Karma sighs, "If that is how you interpret it, fine. But yes, like Star Wars. Anyways, I think I am onto something. If this works, I could be famous, win a Nobel Prize and be known around the world as Karma Silento, the greatest scientist of the 21st century."

"And I just want to be a comedian. We don't always get what we want, Karma."

Karma huffs her response and pokes her Mac N' Cheese with her spoon.

"But, it could work. Watch me, I'll prove it to the world! Mind cloning is possible and I will be the first to do it!"

"Okay, mad scientist. What are we gonnna do with our lives when we grow up? I mean, we're seniors and we haven't even applied to any colleges!"

"Speak for yourself, I have already applied to Harvard, Stanford, Oxford, and Yale."

"That's a lot of "ords". One might think a lot of w-ORDS."

I point finger guns at Karma and she face palms. 

"One, that was terrible.
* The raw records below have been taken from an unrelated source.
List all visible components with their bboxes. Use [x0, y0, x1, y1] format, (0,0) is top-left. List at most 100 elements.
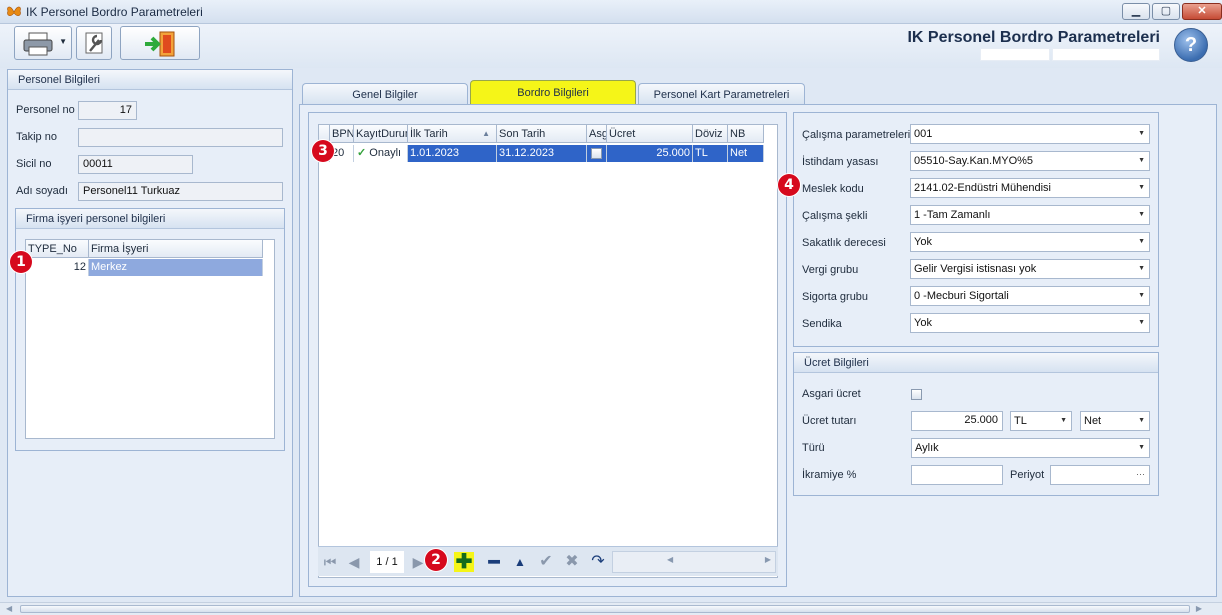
column-header-nb[interactable]: NB [728, 125, 764, 143]
sigorta-grubu-combo[interactable]: 0 -Mecburi Sigortali ▼ [910, 286, 1150, 306]
ikramiye-label: İkramiye % [802, 469, 857, 481]
column-header-bpn[interactable]: BPN [330, 125, 354, 143]
first-record-icon[interactable]: ⏮ [320, 552, 340, 572]
minimize-button[interactable]: ▁ [1122, 3, 1150, 20]
personel-no-label: Personel no [16, 104, 75, 116]
asgari-ucret-checkbox[interactable] [911, 389, 922, 400]
butterfly-icon [7, 6, 21, 16]
calisma-sekli-combo[interactable]: 1 -Tam Zamanlı ▼ [910, 205, 1150, 225]
scroll-thumb[interactable] [20, 605, 1190, 613]
help-button[interactable]: ? [1174, 28, 1208, 62]
prev-record-icon[interactable]: ◀ [344, 552, 364, 572]
scroll-left-icon[interactable]: ◀ [6, 604, 12, 613]
net-brut-combo[interactable]: Net ▼ [1080, 411, 1150, 431]
maximize-button[interactable]: ▢ [1152, 3, 1180, 20]
type-no-cell: 12 [26, 259, 89, 276]
tab-personel-kart-parametreleri[interactable]: Personel Kart Parametreleri [638, 83, 805, 105]
turu-value: Aylık [915, 442, 939, 454]
doviz-combo[interactable]: TL ▼ [1010, 411, 1072, 431]
periyot-label: Periyot [1010, 469, 1045, 481]
grid-hscrollbar[interactable]: ◀ ▶ [612, 551, 776, 573]
print-button[interactable]: ▼ [14, 26, 72, 60]
column-header-asgari[interactable]: Asgari [587, 125, 607, 143]
istihdam-yasasi-combo[interactable]: 05510-Say.Kan.MYO%5 ▼ [910, 151, 1150, 171]
tab-genel-bilgiler[interactable]: Genel Bilgiler [302, 83, 468, 105]
tools-button[interactable] [76, 26, 112, 60]
delete-record-icon[interactable]: ━ [484, 552, 504, 572]
title-underline [980, 48, 1160, 62]
ucret-cell: 25.000 [607, 145, 693, 162]
edit-record-icon[interactable]: ▲ [510, 552, 530, 572]
exit-button[interactable] [120, 26, 200, 60]
sort-ascending-icon: ▲ [482, 129, 490, 138]
takip-no-field[interactable] [78, 128, 283, 147]
chevron-down-icon: ▼ [1138, 417, 1145, 424]
cancel-edit-icon[interactable]: ✖ [562, 552, 582, 572]
kayit-durumu-text: Onaylı [369, 147, 402, 159]
personel-no-field[interactable]: 17 [78, 101, 137, 120]
ilk-tarih-header-label: İlk Tarih [410, 128, 448, 140]
sicil-no-field[interactable]: 00011 [78, 155, 193, 174]
meslek-kodu-value: 2141.02-Endüstri Mühendisi [914, 182, 1051, 194]
column-header-ucret[interactable]: Ücret [607, 125, 693, 143]
ucret-tutari-field[interactable]: 25.000 [911, 411, 1003, 431]
column-header-son-tarih[interactable]: Son Tarih [497, 125, 587, 143]
chevron-down-icon: ▼ [1138, 130, 1145, 137]
scroll-right-icon[interactable]: ▶ [1196, 604, 1202, 613]
add-record-icon[interactable]: ✚ [454, 552, 474, 572]
sendika-label: Sendika [802, 318, 842, 330]
sigorta-grubu-value: 0 -Mecburi Sigortali [914, 290, 1009, 302]
ikramiye-field[interactable] [911, 465, 1003, 485]
marker-4: 4 [778, 174, 800, 196]
ilk-tarih-cell: 1.01.2023 [408, 145, 497, 162]
calisma-parametreleri-combo[interactable]: 001 ▼ [910, 124, 1150, 144]
vergi-grubu-value: Gelir Vergisi istisnası yok [914, 263, 1037, 275]
column-header-ilk-tarih[interactable]: İlk Tarih ▲ [408, 125, 497, 143]
doviz-cell: TL [693, 145, 728, 162]
post-edit-icon[interactable]: ✔ [536, 552, 556, 572]
page-indicator: 1 / 1 [370, 551, 404, 573]
column-header-kayit-durumu[interactable]: KayıtDurumu [354, 125, 408, 143]
turu-combo[interactable]: Aylık ▼ [911, 438, 1150, 458]
meslek-kodu-combo[interactable]: 2141.02-Endüstri Mühendisi ▼ [910, 178, 1150, 198]
ellipsis-button[interactable]: ··· [1136, 466, 1145, 483]
chevron-down-icon: ▼ [1138, 444, 1145, 451]
sakatlik-derecesi-combo[interactable]: Yok ▼ [910, 232, 1150, 252]
personel-bilgileri-header: Personel Bilgileri [8, 70, 292, 90]
column-header-doviz[interactable]: Döviz [693, 125, 728, 143]
meslek-kodu-label: Meslek kodu [802, 183, 864, 195]
net-brut-value: Net [1084, 415, 1102, 427]
scroll-right-icon[interactable]: ▶ [765, 555, 771, 564]
parametreler-panel [793, 112, 1159, 347]
sicil-no-label: Sicil no [16, 158, 52, 170]
istihdam-yasasi-label: İstihdam yasası [802, 156, 879, 168]
firma-grid[interactable]: TYPE_No Firma İşyeri 12 Merkez [25, 239, 275, 439]
asgari-checkbox[interactable] [591, 148, 602, 159]
scroll-left-icon[interactable]: ◀ [667, 555, 673, 564]
table-row[interactable]: 20 ✓ Onaylı 1.01.2023 31.12.2023 25.000 … [319, 145, 764, 163]
calisma-parametreleri-label: Çalışma parametreleri [802, 129, 911, 141]
adi-soyadi-field[interactable]: Personel11 Turkuaz [78, 182, 283, 201]
son-tarih-cell: 31.12.2023 [497, 145, 587, 162]
tab-bordro-bilgileri[interactable]: Bordro Bilgileri [470, 80, 636, 105]
calisma-parametreleri-value: 001 [914, 128, 933, 140]
window-title: IK Personel Bordro Parametreleri [26, 5, 203, 19]
column-header-firma-isyeri[interactable]: Firma İşyeri [89, 240, 263, 258]
sendika-combo[interactable]: Yok ▼ [910, 313, 1150, 333]
calisma-sekli-value: 1 -Tam Zamanlı [914, 209, 991, 221]
table-row[interactable]: 12 Merkez [26, 259, 263, 276]
wrench-icon [85, 32, 103, 54]
column-header-type-no[interactable]: TYPE_No [26, 240, 89, 258]
nb-cell: Net [728, 145, 764, 162]
sakatlik-derecesi-label: Sakatlık derecesi [802, 237, 886, 249]
firma-isyeri-header: Firma işyeri personel bilgileri [16, 209, 284, 229]
printer-icon [23, 32, 53, 56]
chevron-down-icon: ▼ [1138, 211, 1145, 218]
close-button[interactable]: ✕ [1182, 3, 1222, 20]
periyot-field[interactable]: ··· [1050, 465, 1150, 485]
refresh-icon[interactable]: ↷ [588, 552, 608, 572]
chevron-down-icon: ▼ [1138, 319, 1145, 326]
bordro-grid[interactable]: BPN KayıtDurumu İlk Tarih ▲ Son Tarih As… [318, 124, 778, 578]
vergi-grubu-combo[interactable]: Gelir Vergisi istisnası yok ▼ [910, 259, 1150, 279]
window-hscrollbar[interactable]: ◀ ▶ [0, 602, 1222, 615]
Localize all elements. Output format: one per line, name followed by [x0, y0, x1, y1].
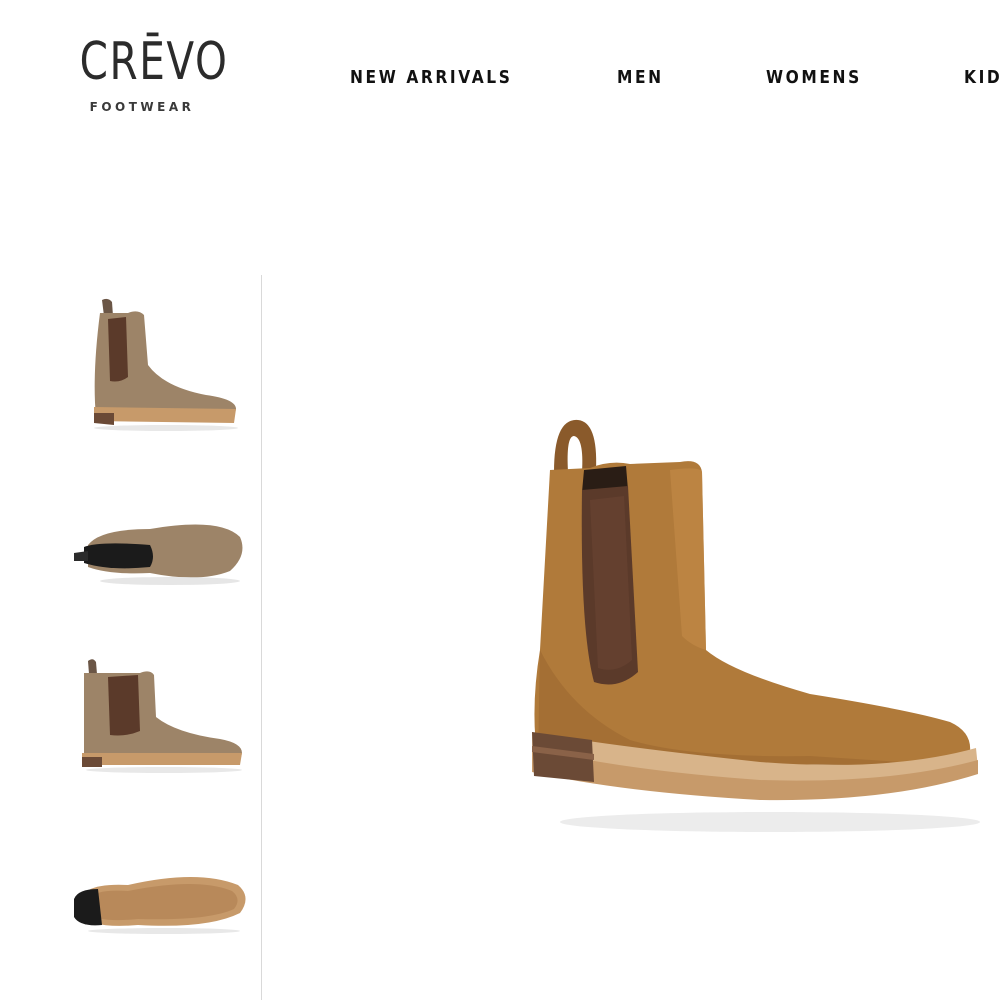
main-product-image[interactable]	[510, 410, 1000, 840]
thumbnail-outer-view[interactable]	[80, 657, 250, 777]
brand-tagline: FOOTWEAR	[89, 100, 195, 114]
nav-womens[interactable]: WOMENS	[766, 62, 862, 94]
boot-outer-thumbnail-icon	[82, 659, 242, 773]
thumbnail-rail	[0, 275, 262, 1000]
nav-new-arrivals[interactable]: NEW ARRIVALS	[350, 62, 512, 94]
main-navigation: NEW ARRIVALS MEN WOMENS KID	[0, 62, 1000, 94]
chelsea-boot-main-icon	[532, 419, 980, 832]
boot-sole-thumbnail-icon	[74, 877, 246, 934]
gallery-divider	[261, 275, 262, 1000]
thumbnail-sole-view[interactable]	[68, 863, 253, 938]
thumbnail-side-view[interactable]	[86, 295, 246, 435]
nav-kids[interactable]: KID	[964, 62, 1000, 94]
boot-top-thumbnail-icon	[74, 524, 243, 585]
thumbnail-top-view[interactable]	[70, 515, 250, 595]
boot-side-thumbnail-icon	[94, 298, 238, 431]
nav-men[interactable]: MEN	[617, 62, 664, 94]
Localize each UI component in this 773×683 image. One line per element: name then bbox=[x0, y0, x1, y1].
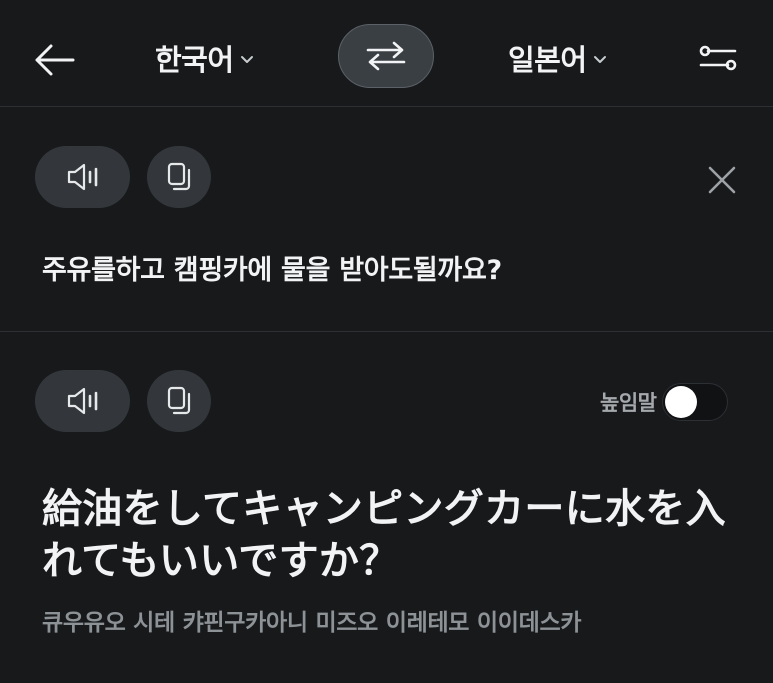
source-language-selector[interactable]: 한국어 bbox=[155, 36, 254, 80]
back-button[interactable] bbox=[30, 36, 78, 84]
result-speak-button[interactable] bbox=[35, 370, 130, 432]
source-text[interactable]: 주유를하고 캠핑카에 물을 받아도될까요? bbox=[42, 248, 502, 287]
honorific-label: 높임말 bbox=[600, 391, 657, 415]
settings-sliders-icon bbox=[699, 45, 737, 71]
close-icon bbox=[708, 166, 736, 194]
source-copy-button[interactable] bbox=[147, 146, 211, 208]
chevron-down-icon bbox=[240, 55, 254, 65]
chevron-down-icon bbox=[593, 55, 607, 65]
pronunciation-text: 큐우유오 시테 캬핀구카아니 미즈오 이레테모 이이데스카 bbox=[42, 610, 582, 636]
clear-text-button[interactable] bbox=[700, 158, 744, 202]
back-arrow-icon bbox=[35, 44, 75, 76]
translated-text[interactable]: 給油をしてキャンピングカーに水を入れてもいいですか？ bbox=[42, 483, 742, 587]
target-language-selector[interactable]: 일본어 bbox=[508, 36, 607, 80]
honorific-toggle-group: 높임말 bbox=[600, 383, 729, 421]
toggle-knob bbox=[665, 386, 698, 418]
swap-languages-button[interactable] bbox=[338, 24, 434, 88]
top-bar: 한국어 일본어 bbox=[0, 0, 773, 107]
source-panel: 주유를하고 캠핑카에 물을 받아도될까요? bbox=[0, 108, 773, 332]
settings-button[interactable] bbox=[692, 36, 744, 80]
copy-icon bbox=[167, 386, 191, 415]
result-copy-button[interactable] bbox=[147, 370, 211, 432]
honorific-toggle[interactable] bbox=[662, 383, 729, 421]
swap-arrows-icon bbox=[366, 41, 406, 71]
copy-icon bbox=[167, 162, 191, 191]
result-panel: 높임말 給油をしてキャンピングカーに水を入れてもいいですか？ 큐우유오 시테 캬… bbox=[0, 333, 773, 683]
speaker-icon bbox=[67, 387, 97, 415]
source-language-label: 한국어 bbox=[155, 43, 234, 77]
target-language-label: 일본어 bbox=[508, 43, 587, 77]
speaker-icon bbox=[67, 163, 97, 191]
source-speak-button[interactable] bbox=[35, 146, 130, 208]
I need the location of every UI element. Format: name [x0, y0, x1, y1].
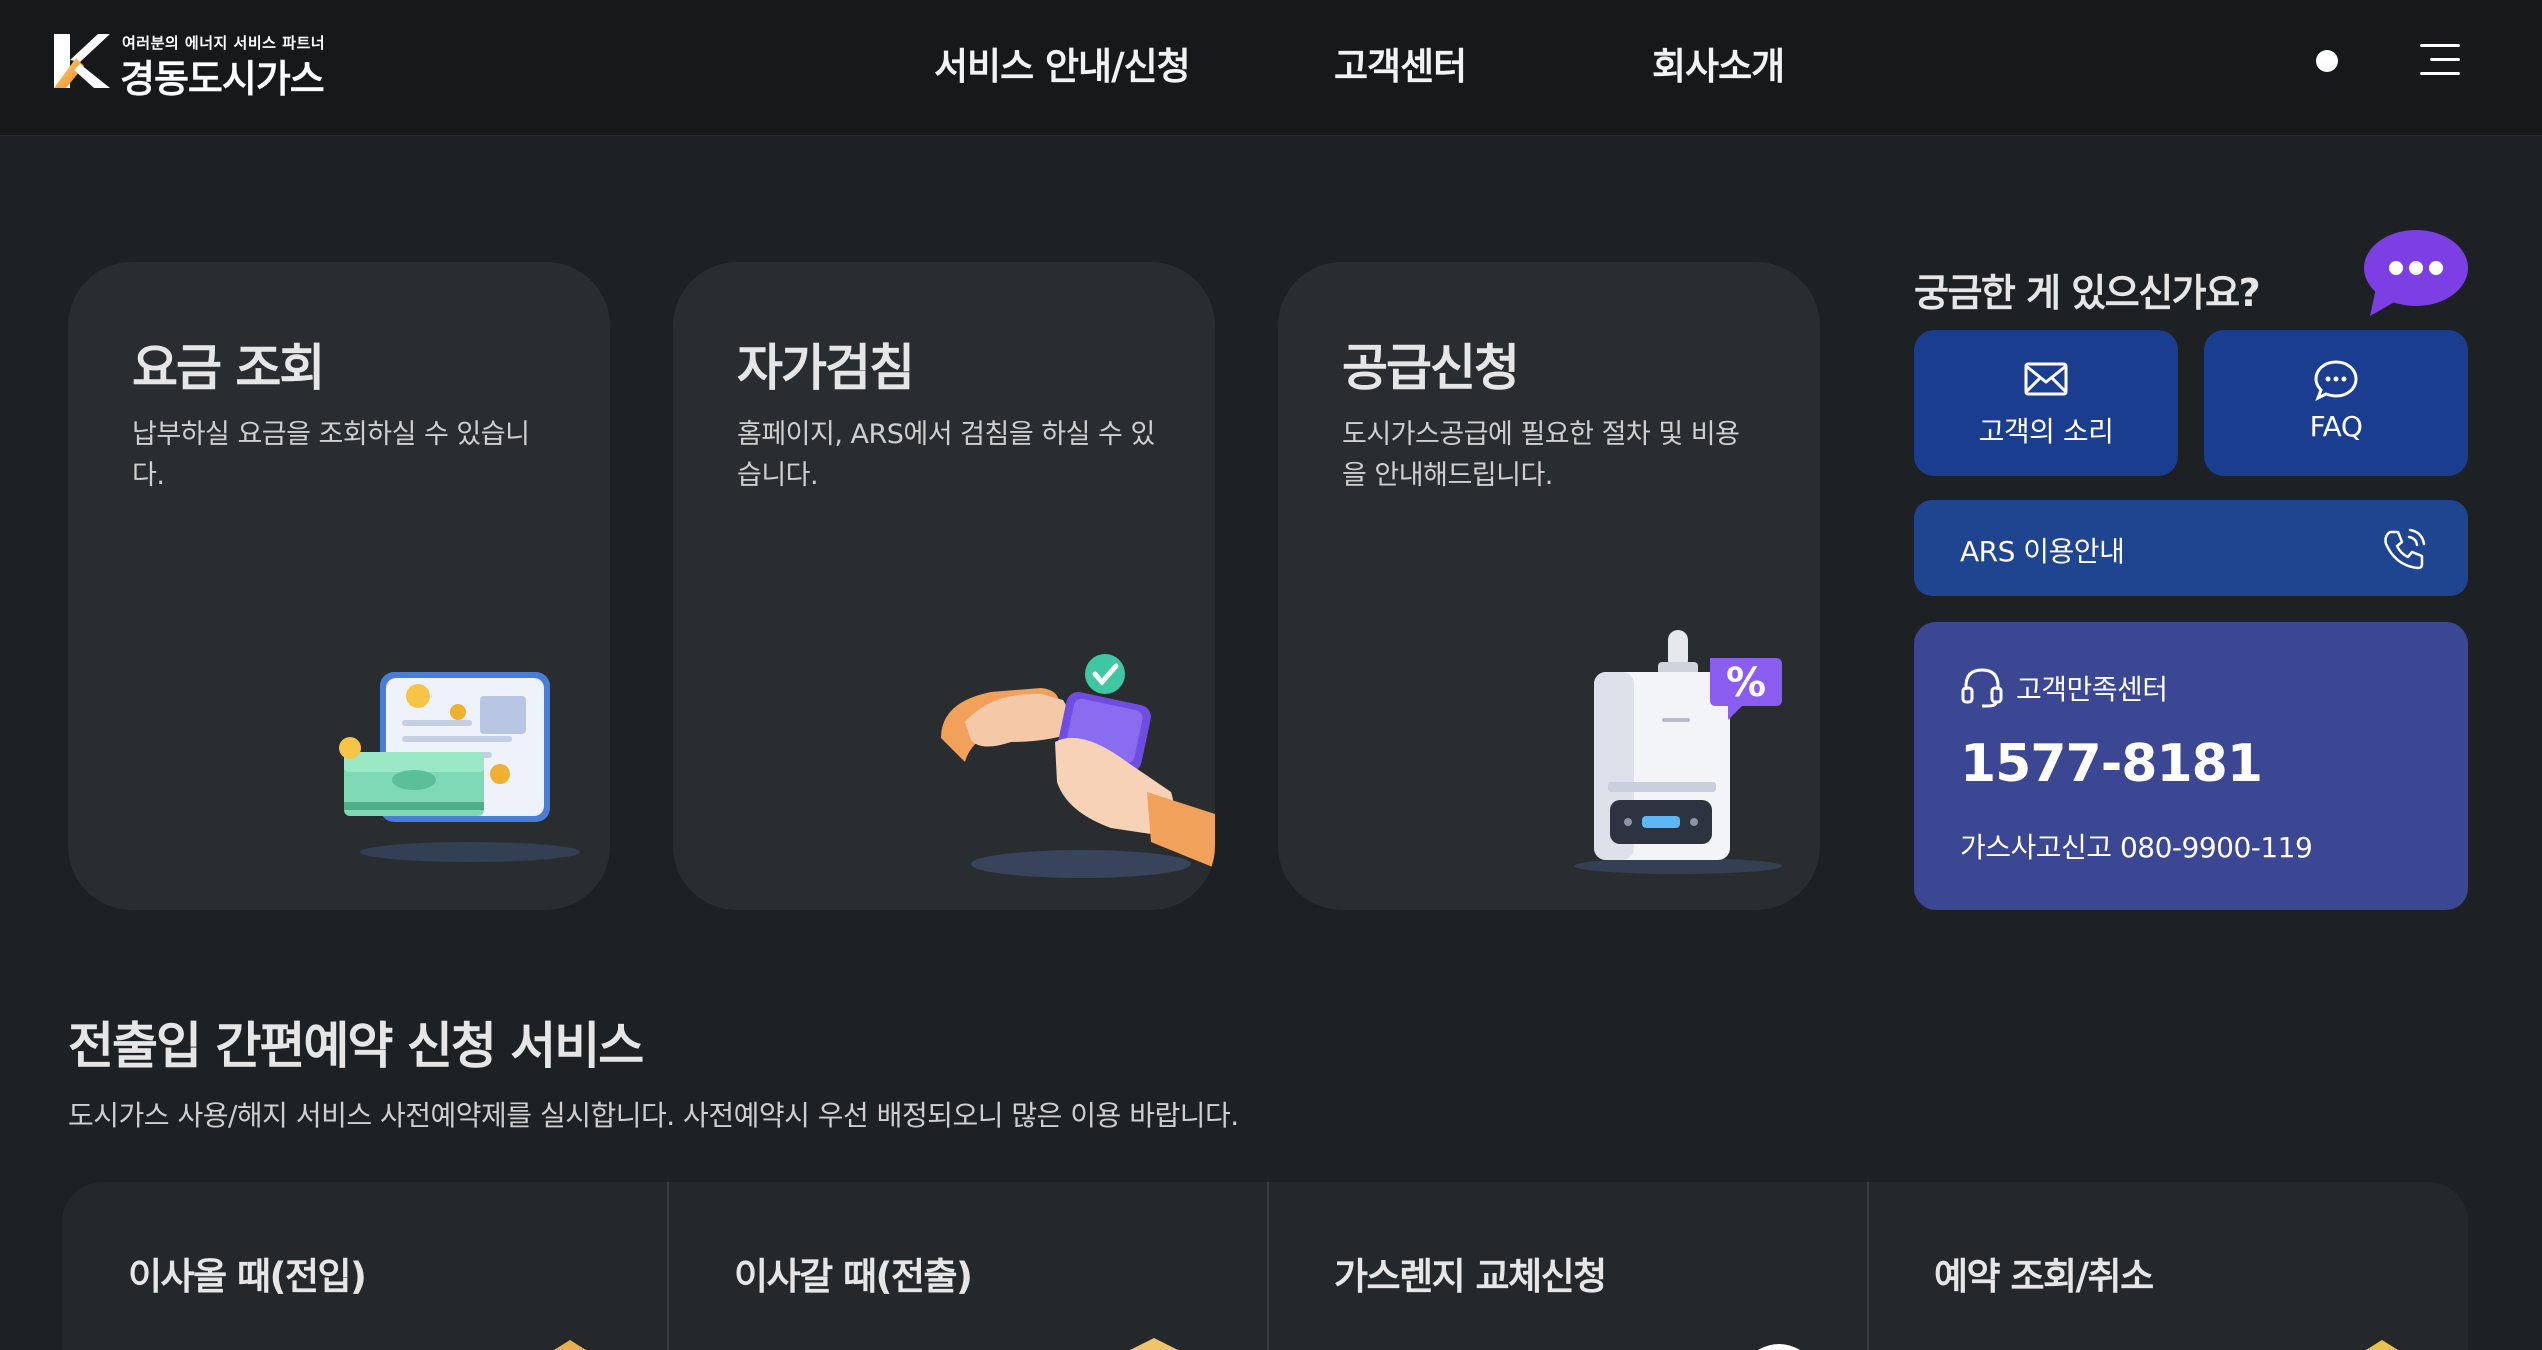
logo-k-icon [54, 34, 110, 88]
card-desc: 홈페이지, ARS에서 검침을 하실 수 있습니다. [737, 419, 1155, 491]
ars-label: ARS 이용안내 [1960, 535, 2125, 568]
box-icon [554, 1340, 586, 1350]
svg-text:%: % [1726, 660, 1766, 706]
card-title: 자가검침 [737, 339, 915, 397]
logo[interactable]: 여러분의 에너지 서비스 파트너 경동도시가스 [50, 30, 330, 101]
hamburger-menu-icon[interactable] [2420, 40, 2466, 80]
side-panel-title: 궁금한 게 있으신가요? [1914, 271, 2261, 315]
hand-phone-check-icon [941, 654, 1215, 878]
speech-bubble-icon [2314, 360, 2358, 402]
card-desc: 도시가스공급에 필요한 절차 및 비용을 안내해드립니다. [1342, 419, 1740, 491]
nav-company[interactable]: 회사소개 [1652, 36, 1785, 90]
house-icon [1130, 1338, 1178, 1350]
phone-call-icon [2384, 528, 2426, 570]
reservation-label: 가스렌지 교체신청 [1334, 1255, 1607, 1298]
card-bill-inquiry[interactable]: 요금 조회 납부하실 요금을 조회하실 수 있습니다. [68, 262, 610, 910]
reservation-move-in[interactable]: 이사올 때(전입) [62, 1182, 662, 1350]
card-self-meter-reading[interactable]: 자가검침 홈페이지, ARS에서 검침을 하실 수 있습니다. [673, 262, 1215, 910]
mail-icon [2024, 362, 2068, 396]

Two, it didn't make any sense! and Three, why? Where did you see the connection?!"

"Eh, I don't know honestly."

"This is a terrible story."

"Hey! This is my life story so shut up! "

I tie the mask back on.

"What do you call a soldier that has survived mustard gas and pepper spray?"

He starts struggling again, but I hear a slight chuckle.

"A SEASONED Veteran!!!" I howl with laughter and my prisoner joins in.

I walked home.  The last day of school was today.  Karma was leaving for Stanford next week for an orientation and I would be going to the local community college in town.  I sigh as I set my backpack down next to my desk.  My computer flashes as I bring it to life by pushing the power button.  I look at one of my incognito tabs.  The price of laughing gas.  Where to buy it.  How to use it.  I ordered a container.

"If I can't make people laugh by my jokes, I'll force them to laugh!" I giggle at my own devilish plan.

"So that is how we are here. You are my twentieth victim. You should be proud."

The man struggles in his seat.

"What grudge do you have against me?!"

"Grudge? No grudge, you just seemed like a fun victim. You know, the Giggler likes her victims to be laughing," I giggle as his eyes grow wide.

I strap the mask on for the last time.  My mouth keeps telling jokes as he slowly loses air from laughing so hard.  When he finally passes out, I send him to my friend.  You might know her from those experiments.  You know, the Anthropophagist.  The scientist who copies people's minds and then eats the rest of them.  I think this guy will be good for her, I saw him at the gym several times.  Nice and chewy.